От неожиданности мужчина вытаращил на нее глаза.

– Расскажи вона людям, – не унималась женщина, – как ты собственную мать в последний путь отправлял, сын блудливый? Про тебя видно в писаниях писано, а ты и не знаешь. Чо тебе хозяин твой? Как вы при жизни с ей, на моих глазах, злющие друг на друга зыркали, в итоге так и не договорилися? На том свете тебе прощения не будет.

Она съежилась и почти бросилась на недоумевавшего мужчину, но тот успел отскочить.

– Ух, дам я тебе, тварь рыжая, промеж глаз, – прошипел мужчина, – Не сразу оклемаисся. Мать она вспомнила. Ты б ешо про черта с рогами вспомнила, мать моя с им в дружбе была, и ты видно с ей заодно. Так кто ты, а? Чертяга и есть! Крути педали, пока не надавали.

Отходя, он обернулся через плечо, видимо ожидая от нее подвоха. Женщина с возмущенным видом приоткрыла рот и набрала воздух в грудь, но не успела ничего сказать, так как мужчина огляделся и сжал кулак. После перепалки с ней, он сел на стоящую возле него лавку, закинув ногу на ногу.

Служба закончилась. Весь народ из церкви начал выходить на улицу. С ними вышли и Фая с Сашей. На выходе они перекрестились и поклонились смотревшей на них сверху иконе. Затем Саша быстро развязала платок и убрала его в карман. Ее черные волосы рассыпались по плечам.

Седовласый мужчина в потертой ветровой куртке подошел к шедшему по церковной территории священнослужителю, прося благословения.

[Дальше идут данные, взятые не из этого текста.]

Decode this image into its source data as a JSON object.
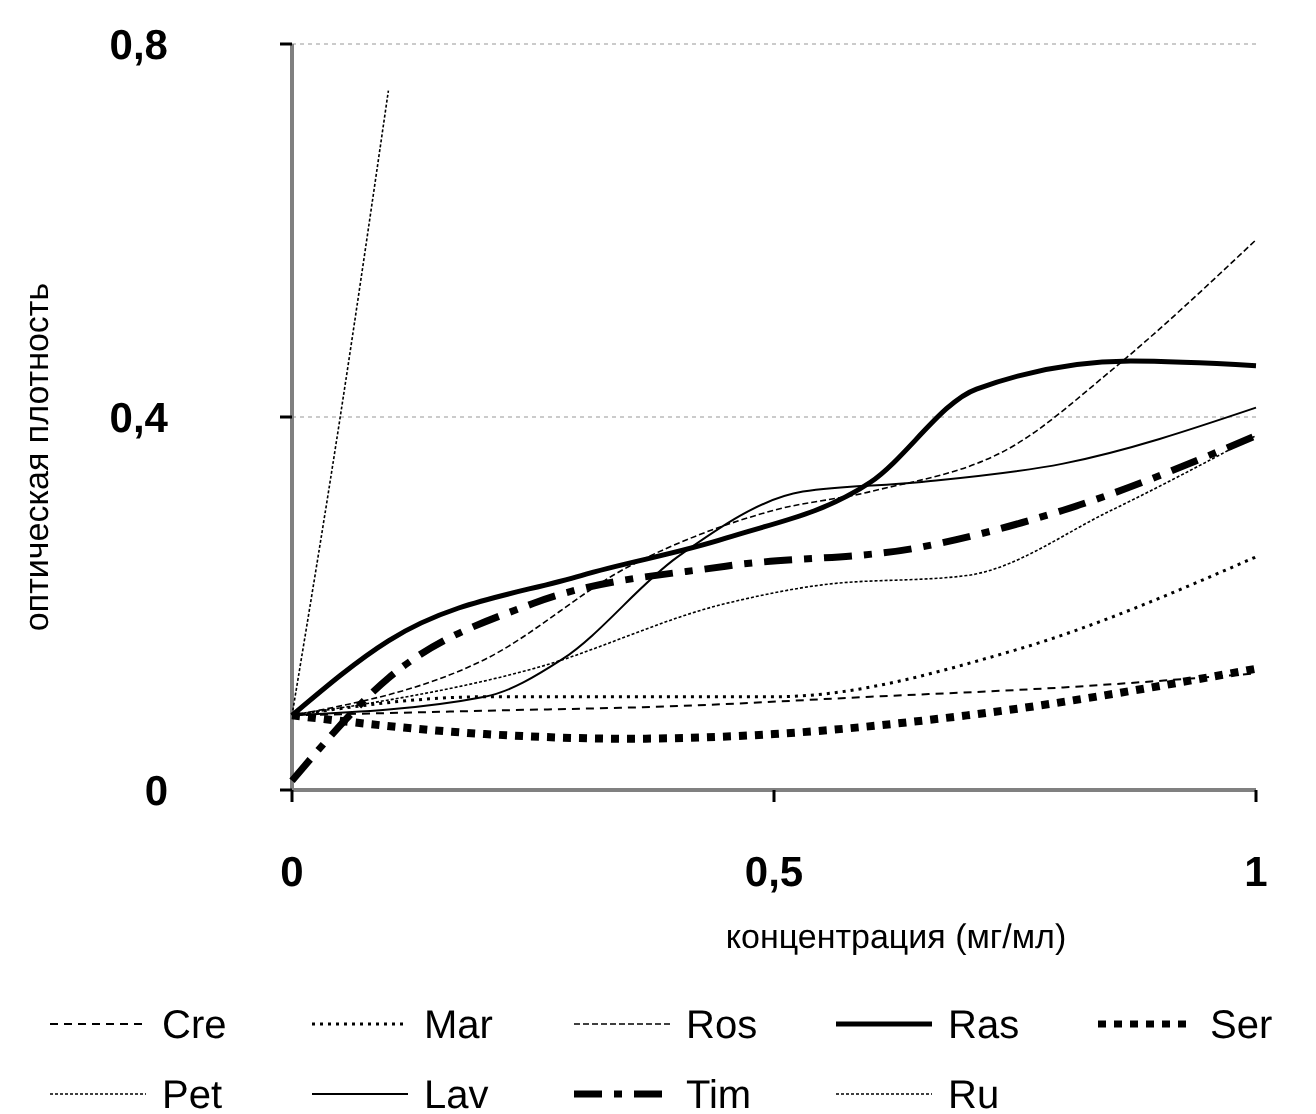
{
  "chart_data": {
    "type": "line",
    "xlabel": "концентрация (мг/мл)",
    "ylabel": "оптическая плотность",
    "xlim": [
      0,
      1
    ],
    "ylim": [
      0,
      0.8
    ],
    "xticks": [
      0,
      {
        "value": 0.5,
        "label": "0,5"
      },
      1
    ],
    "yticks": [
      0,
      {
        "value": 0.4,
        "label": "0,4"
      },
      {
        "value": 0.8,
        "label": "0,8"
      }
    ],
    "grid": "y",
    "legend": "bottom",
    "series": [
      {
        "name": "Cre",
        "color": "#000000",
        "line_style": "dashed",
        "x": [
          0,
          0.2,
          0.4,
          0.6,
          0.8,
          1
        ],
        "values": [
          0.08,
          0.085,
          0.09,
          0.1,
          0.11,
          0.125
        ]
      },
      {
        "name": "Mar",
        "color": "#000000",
        "line_style": "dotted",
        "x": [
          0,
          0.2,
          0.35,
          0.5,
          0.75,
          1
        ],
        "values": [
          0.08,
          0.1,
          0.1,
          0.1,
          0.15,
          0.25
        ]
      },
      {
        "name": "Ros",
        "color": "#000000",
        "line_style": "dashed",
        "x": [
          0,
          0.2,
          0.35,
          0.5,
          0.6,
          0.75,
          0.85,
          1
        ],
        "values": [
          0.08,
          0.14,
          0.24,
          0.3,
          0.32,
          0.37,
          0.45,
          0.59
        ]
      },
      {
        "name": "Ras",
        "color": "#000000",
        "line_style": "solid",
        "x": [
          0,
          0.1,
          0.3,
          0.45,
          0.6,
          0.71,
          0.87,
          1
        ],
        "values": [
          0.08,
          0.16,
          0.23,
          0.27,
          0.33,
          0.43,
          0.46,
          0.455
        ]
      },
      {
        "name": "Ser",
        "color": "#000000",
        "line_style": "dotted",
        "x": [
          0,
          0.2,
          0.35,
          0.5,
          0.7,
          1
        ],
        "values": [
          0.08,
          0.06,
          0.055,
          0.06,
          0.08,
          0.13
        ]
      },
      {
        "name": "Pet",
        "color": "#000000",
        "line_style": "dotted",
        "x": [
          0,
          0.05,
          0.1
        ],
        "values": [
          0.08,
          0.4,
          0.75
        ]
      },
      {
        "name": "Lav",
        "color": "#000000",
        "line_style": "solid",
        "x": [
          0,
          0.2,
          0.28,
          0.4,
          0.53,
          0.65,
          0.8,
          1
        ],
        "values": [
          0.08,
          0.1,
          0.14,
          0.25,
          0.32,
          0.33,
          0.35,
          0.41
        ]
      },
      {
        "name": "Tim",
        "color": "#000000",
        "line_style": "dashed",
        "x": [
          0,
          0.1,
          0.25,
          0.45,
          0.65,
          0.8,
          1
        ],
        "values": [
          0.01,
          0.12,
          0.2,
          0.24,
          0.26,
          0.3,
          0.38
        ]
      },
      {
        "name": "Ru",
        "color": "#000000",
        "line_style": "dotted",
        "x": [
          0,
          0.25,
          0.45,
          0.55,
          0.7,
          0.85,
          1
        ],
        "values": [
          0.08,
          0.13,
          0.2,
          0.22,
          0.23,
          0.3,
          0.38
        ]
      }
    ]
  }
}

– Батюшка, в чем смысл жизни? – спросил мужчина, взявшись за протянутую ему руку. – Вот мне уже шестой десяток пошел, а я до сих пор не понял. Но часто вот, то ли душа болит, то ли сердце. Как понять? Я ведь хожу здеся в церковь лет десять, ничего не помогает. Все словно на одном месте стою.

Священник внимательно посмотрел в потухшие глаза мужчины.

– А ты не в церковь ходи, – ответил священник, – ты к Богу приходи. А смысл, думаю, в том, чтобы не искать его, а жить праведной жизнью, как писано в заповедях Божьих. Жить с Богом – это и есть смысл. Все старо, как мир, ничего не надо выдумывать.

Мужчина благодарственно кивнул и поцеловал ему руку.

– Приходи в субботу, в девятнадцать часов, вон в это здание, там каждые выходные проходят встречи желающих просветления своей жизни и ума. Я вижу, что ты имеешь в этом нужду.

Священник махнул на светло-желтое одноэтажное здание, которое стояло на церковной территории. Мужчина согласно кивнул, приложив руку к груди.

Прощально заканчивали звонить колокола. Казалось, прощались и плывущие облака. Вышедший из церкви народ уже с пристрастием обсуждал мирские дела. Завтра понедельник – рабочий день, начало следующей недели.